“But here God didn't come. We were all on our own.”

Maus is both a masterful work of art and literature. It is a textbook example of a comic book. Philip Pullman, noted author of His Dark Materials, lauded Spiegelman in his chapter of Children's Book Publishing in Britain since 1945, which was expanded for an article in The Guardian. Of his artwork, Pullman states that it is "a story about anthropomorphically depicted animals, told sequentially in a series of square panels six to a page, containing speech balloons and voice-over captions in which all the lettering is in capitals, with onomatopoeic sound-effects to represent rifle-fire, and so on. So it looks very like a comic" (Pullman, 2003). The monochromatic illustrations "hark back to the wordless novels of Frans Masereel, with their expressionist woodcut prints; and those in turn take their place in an even older northern European tradition of printmaking that goes back to Holbein and Dürer. In telling a story about Germany, Spiegelman uses a very German technique."

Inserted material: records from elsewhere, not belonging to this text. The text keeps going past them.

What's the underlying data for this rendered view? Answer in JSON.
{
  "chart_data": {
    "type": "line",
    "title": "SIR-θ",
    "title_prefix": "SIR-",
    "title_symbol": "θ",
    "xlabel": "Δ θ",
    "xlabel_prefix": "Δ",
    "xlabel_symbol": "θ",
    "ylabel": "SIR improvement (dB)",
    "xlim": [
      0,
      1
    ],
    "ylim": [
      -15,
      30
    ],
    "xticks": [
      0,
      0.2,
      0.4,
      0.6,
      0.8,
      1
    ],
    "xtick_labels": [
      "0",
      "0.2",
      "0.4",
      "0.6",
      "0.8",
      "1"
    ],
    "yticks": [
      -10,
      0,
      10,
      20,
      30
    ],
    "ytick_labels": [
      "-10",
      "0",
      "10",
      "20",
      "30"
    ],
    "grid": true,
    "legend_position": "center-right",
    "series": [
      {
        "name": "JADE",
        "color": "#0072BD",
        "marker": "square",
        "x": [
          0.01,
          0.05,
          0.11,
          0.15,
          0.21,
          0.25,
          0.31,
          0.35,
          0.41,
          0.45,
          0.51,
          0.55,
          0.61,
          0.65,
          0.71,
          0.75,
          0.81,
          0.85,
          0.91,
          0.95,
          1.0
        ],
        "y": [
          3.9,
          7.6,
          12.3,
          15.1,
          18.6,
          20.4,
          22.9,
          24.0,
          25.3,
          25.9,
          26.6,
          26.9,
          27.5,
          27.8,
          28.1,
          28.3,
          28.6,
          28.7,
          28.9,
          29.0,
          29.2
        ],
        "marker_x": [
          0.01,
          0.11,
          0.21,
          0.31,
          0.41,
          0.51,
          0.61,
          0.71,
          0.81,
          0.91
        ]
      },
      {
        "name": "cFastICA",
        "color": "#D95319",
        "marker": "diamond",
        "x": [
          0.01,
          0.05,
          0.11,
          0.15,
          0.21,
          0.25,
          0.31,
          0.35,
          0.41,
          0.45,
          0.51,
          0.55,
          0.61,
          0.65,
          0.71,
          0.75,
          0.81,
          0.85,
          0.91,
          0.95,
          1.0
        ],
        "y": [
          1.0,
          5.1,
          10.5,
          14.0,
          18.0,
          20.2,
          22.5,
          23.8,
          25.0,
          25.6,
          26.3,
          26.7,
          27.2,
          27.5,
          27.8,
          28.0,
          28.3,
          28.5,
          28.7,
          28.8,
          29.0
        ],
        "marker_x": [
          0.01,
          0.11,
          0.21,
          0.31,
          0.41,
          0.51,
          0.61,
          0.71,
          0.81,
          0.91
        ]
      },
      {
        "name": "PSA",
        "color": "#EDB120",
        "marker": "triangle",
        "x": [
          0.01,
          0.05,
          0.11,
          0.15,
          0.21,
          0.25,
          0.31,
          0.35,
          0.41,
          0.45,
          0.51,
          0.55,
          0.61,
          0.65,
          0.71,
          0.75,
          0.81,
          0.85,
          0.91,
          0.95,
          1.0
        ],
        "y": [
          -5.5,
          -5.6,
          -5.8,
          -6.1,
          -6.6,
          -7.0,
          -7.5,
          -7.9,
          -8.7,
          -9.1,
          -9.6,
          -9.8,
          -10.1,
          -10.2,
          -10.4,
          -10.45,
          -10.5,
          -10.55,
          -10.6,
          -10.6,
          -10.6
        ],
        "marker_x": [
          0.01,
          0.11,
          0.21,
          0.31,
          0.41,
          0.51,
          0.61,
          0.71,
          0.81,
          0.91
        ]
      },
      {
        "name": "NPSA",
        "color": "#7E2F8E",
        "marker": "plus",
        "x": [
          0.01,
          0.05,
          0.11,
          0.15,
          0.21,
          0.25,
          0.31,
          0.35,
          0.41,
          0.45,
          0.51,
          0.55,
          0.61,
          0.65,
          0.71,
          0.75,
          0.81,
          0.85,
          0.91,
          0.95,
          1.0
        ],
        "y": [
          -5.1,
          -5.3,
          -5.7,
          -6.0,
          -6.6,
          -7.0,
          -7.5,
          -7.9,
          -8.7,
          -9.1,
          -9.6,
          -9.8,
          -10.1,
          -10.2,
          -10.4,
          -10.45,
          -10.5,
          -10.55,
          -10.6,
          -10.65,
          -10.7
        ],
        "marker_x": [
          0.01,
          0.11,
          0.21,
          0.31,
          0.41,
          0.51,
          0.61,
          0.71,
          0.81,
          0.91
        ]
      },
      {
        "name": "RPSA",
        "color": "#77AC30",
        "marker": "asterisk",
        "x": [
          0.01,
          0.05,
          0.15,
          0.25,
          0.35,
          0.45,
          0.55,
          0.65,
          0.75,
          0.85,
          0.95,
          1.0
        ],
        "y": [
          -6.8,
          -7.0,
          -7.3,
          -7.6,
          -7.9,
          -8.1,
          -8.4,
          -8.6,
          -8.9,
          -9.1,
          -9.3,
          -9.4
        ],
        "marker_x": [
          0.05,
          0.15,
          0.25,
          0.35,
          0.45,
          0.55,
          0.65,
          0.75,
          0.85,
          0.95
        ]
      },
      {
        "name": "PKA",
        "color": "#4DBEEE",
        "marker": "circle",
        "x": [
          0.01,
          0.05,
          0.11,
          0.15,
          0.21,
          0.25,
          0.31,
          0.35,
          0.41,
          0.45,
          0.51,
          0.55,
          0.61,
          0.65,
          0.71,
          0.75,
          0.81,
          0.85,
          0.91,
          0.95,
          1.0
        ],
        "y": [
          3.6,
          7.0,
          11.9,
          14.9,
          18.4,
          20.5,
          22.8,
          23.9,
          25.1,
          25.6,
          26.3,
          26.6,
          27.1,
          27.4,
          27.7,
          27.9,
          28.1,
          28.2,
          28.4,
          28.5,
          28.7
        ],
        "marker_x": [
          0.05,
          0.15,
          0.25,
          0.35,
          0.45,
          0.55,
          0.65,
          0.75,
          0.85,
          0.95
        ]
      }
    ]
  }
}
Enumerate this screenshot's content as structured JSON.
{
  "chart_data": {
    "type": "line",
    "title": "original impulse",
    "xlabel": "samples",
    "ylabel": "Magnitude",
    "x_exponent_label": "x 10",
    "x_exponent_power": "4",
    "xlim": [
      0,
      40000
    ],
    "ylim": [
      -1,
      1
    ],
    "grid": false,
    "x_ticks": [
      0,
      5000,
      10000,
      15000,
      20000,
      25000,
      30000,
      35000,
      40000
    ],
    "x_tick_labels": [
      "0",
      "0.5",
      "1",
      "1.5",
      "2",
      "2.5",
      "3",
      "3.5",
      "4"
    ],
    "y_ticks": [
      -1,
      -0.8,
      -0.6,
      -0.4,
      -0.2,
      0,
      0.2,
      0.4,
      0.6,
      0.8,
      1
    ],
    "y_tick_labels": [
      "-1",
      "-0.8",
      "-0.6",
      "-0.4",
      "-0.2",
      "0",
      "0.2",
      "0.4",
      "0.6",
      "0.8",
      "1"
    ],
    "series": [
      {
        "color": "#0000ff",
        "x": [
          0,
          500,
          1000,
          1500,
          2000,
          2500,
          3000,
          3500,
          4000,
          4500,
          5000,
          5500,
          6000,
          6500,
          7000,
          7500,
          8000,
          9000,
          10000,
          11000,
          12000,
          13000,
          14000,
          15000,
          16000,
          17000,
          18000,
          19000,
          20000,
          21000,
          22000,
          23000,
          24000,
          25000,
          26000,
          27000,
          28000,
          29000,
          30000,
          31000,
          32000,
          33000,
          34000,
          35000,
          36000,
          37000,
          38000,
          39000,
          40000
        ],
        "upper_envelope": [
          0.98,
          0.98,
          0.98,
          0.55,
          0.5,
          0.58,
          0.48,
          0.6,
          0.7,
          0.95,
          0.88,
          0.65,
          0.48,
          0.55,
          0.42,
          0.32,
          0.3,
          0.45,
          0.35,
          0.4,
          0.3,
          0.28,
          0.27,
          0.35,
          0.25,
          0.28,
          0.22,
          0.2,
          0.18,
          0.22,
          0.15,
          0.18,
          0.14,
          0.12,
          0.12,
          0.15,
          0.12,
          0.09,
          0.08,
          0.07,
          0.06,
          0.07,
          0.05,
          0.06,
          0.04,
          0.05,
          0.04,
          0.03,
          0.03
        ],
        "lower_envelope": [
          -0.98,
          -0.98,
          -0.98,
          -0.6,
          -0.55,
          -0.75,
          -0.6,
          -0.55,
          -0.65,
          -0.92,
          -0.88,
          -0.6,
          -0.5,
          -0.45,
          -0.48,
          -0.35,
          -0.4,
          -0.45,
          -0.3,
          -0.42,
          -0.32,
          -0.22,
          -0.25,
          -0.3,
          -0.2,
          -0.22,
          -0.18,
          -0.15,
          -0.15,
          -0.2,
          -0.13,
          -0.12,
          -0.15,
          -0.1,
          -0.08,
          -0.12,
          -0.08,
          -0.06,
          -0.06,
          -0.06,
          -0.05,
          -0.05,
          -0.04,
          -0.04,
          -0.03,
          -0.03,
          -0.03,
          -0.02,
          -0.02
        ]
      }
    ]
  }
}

Pullman applauds his use of symbolism in his representation of the people as animals: the Jews as mice, the Germans as cats, the Poles as pigs, and the Americans as dogs. Of this symbolism, he notes that "we are reminded by the plot itself that this classification into different species was precisely how the human race was then regarded by those who had the power to order things; and the question is finally dispelled by the gradual gentle insistence that these characters might look like mice, or cats, or pigs, but what they are is people. They have the complexity and the surprisingness of human beings, and human beings are capable of anything."

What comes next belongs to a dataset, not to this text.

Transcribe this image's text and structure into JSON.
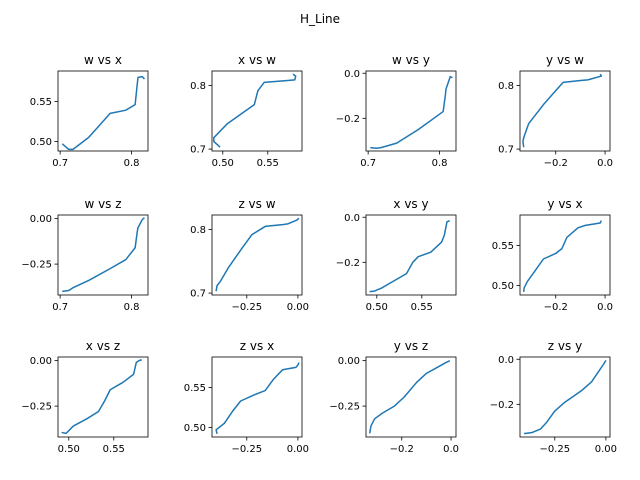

Examples of the extraordinary artwork and design can be seen even on the first page, which can be seen here in this digital version found on Archive.org.

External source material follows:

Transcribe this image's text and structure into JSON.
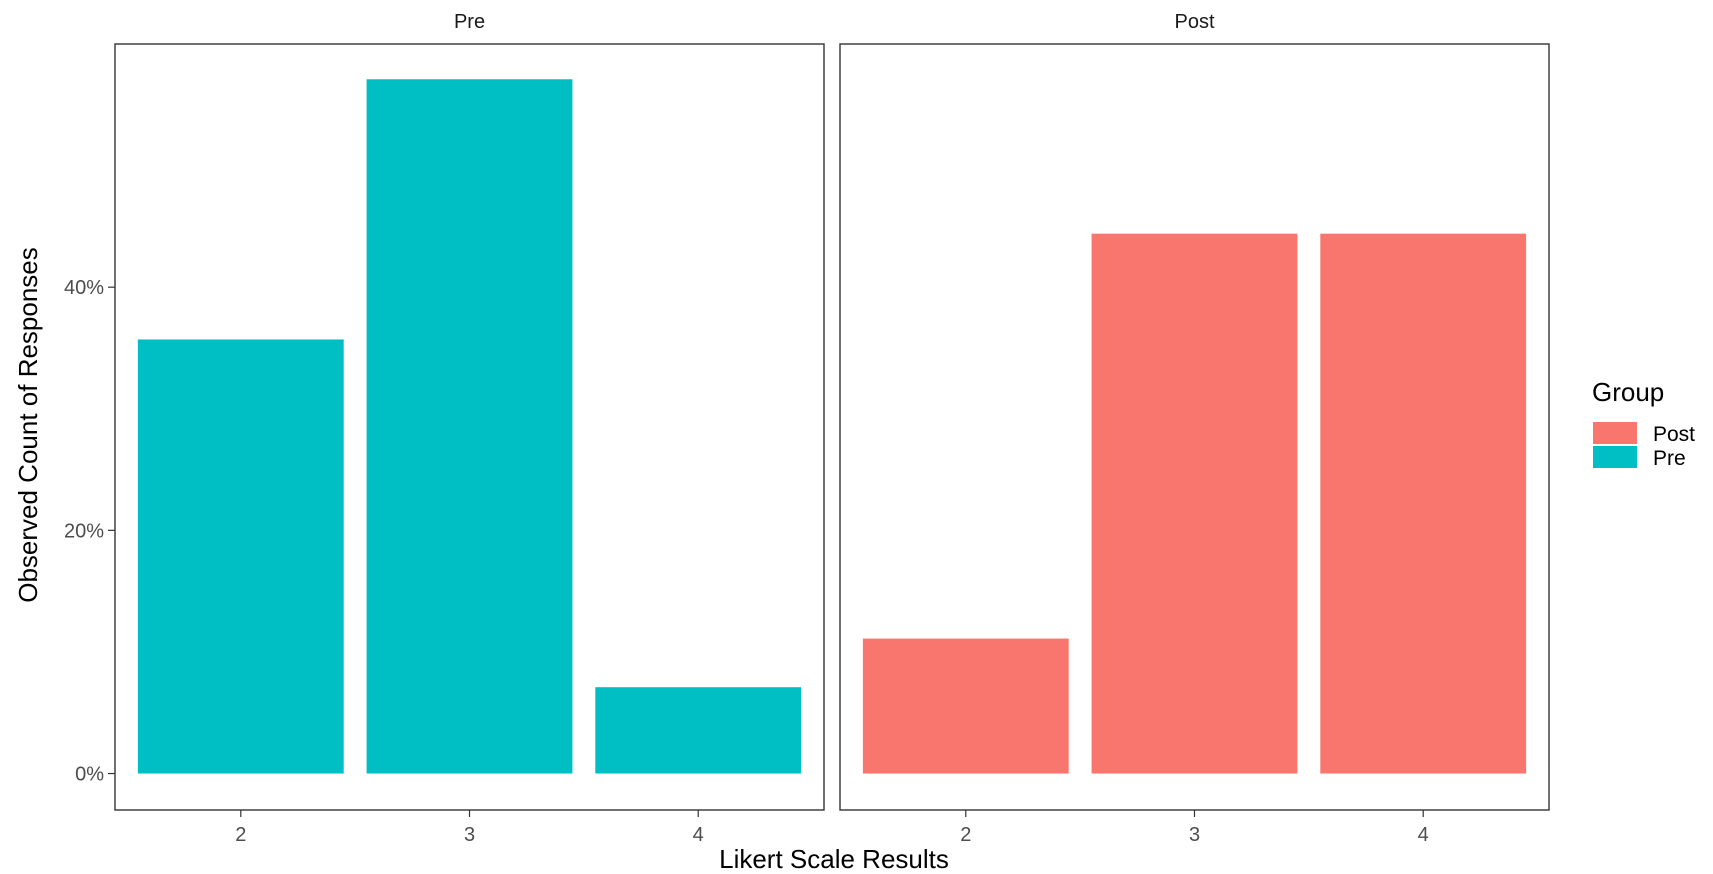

The literature itself is masterful. The narrative is a flashback as Spiegelman's father, Vladek, tells him his harrowing experiences in occupied Poland and Auschwitz, but there is a frame story of Spiegelman living with his father while recording these stories to make the very novel we are reading. Yet, the Art Spiegelman of the frame story outside of the frame story (the one who worries about making his art and writing this novel) is not a mouse, like the Art hearing Vladek recount the tales; Art the author is a man in a mouse mask. Is he behind a mask because he feels a separation from his Polish Jewish heritage, or is it s visual tool to distinguish between the frame stories?

And what of the actual story? It is, as the title suggests, "a survivor's tale", so we can take all that Vladek tells Art as fact; he experienced the Holocaust as a Polish Jew sent to Auschwitz, and he lived to tell the tale. Spiegelman, through the frame story, tells the readers that his father was always reluctant to tell him anything, and while he is giving him interviews so many years later, it is obvious through the narrative that he is still reluctant. Every detail and every bit of dialogue is based on actual interviews with Vladek, but given the symbolic nature of Spiegelman's illustrations, we could assume some things are exaggerated or left to his imagination. That being said, after other firsthand accounts written during the experience, such as Anne Frank's diary, firsthand interviews with survivors years later are the next best thing. Despite some possible,, but minor, fictionalization, it seems to be just as factually correct as any other autobiography on the topic (Elie Wiesel's Night comes to mind). As such, Maus could be used as a great tool for younger people to study the Holocaust in a more entertaining way than simply reading or watching a documentary. This may have been a goal of Spiegelman's, though he seems to have simply had a passion for comics, a sharp and creative mind, and desire to reconnect with his father and share his story.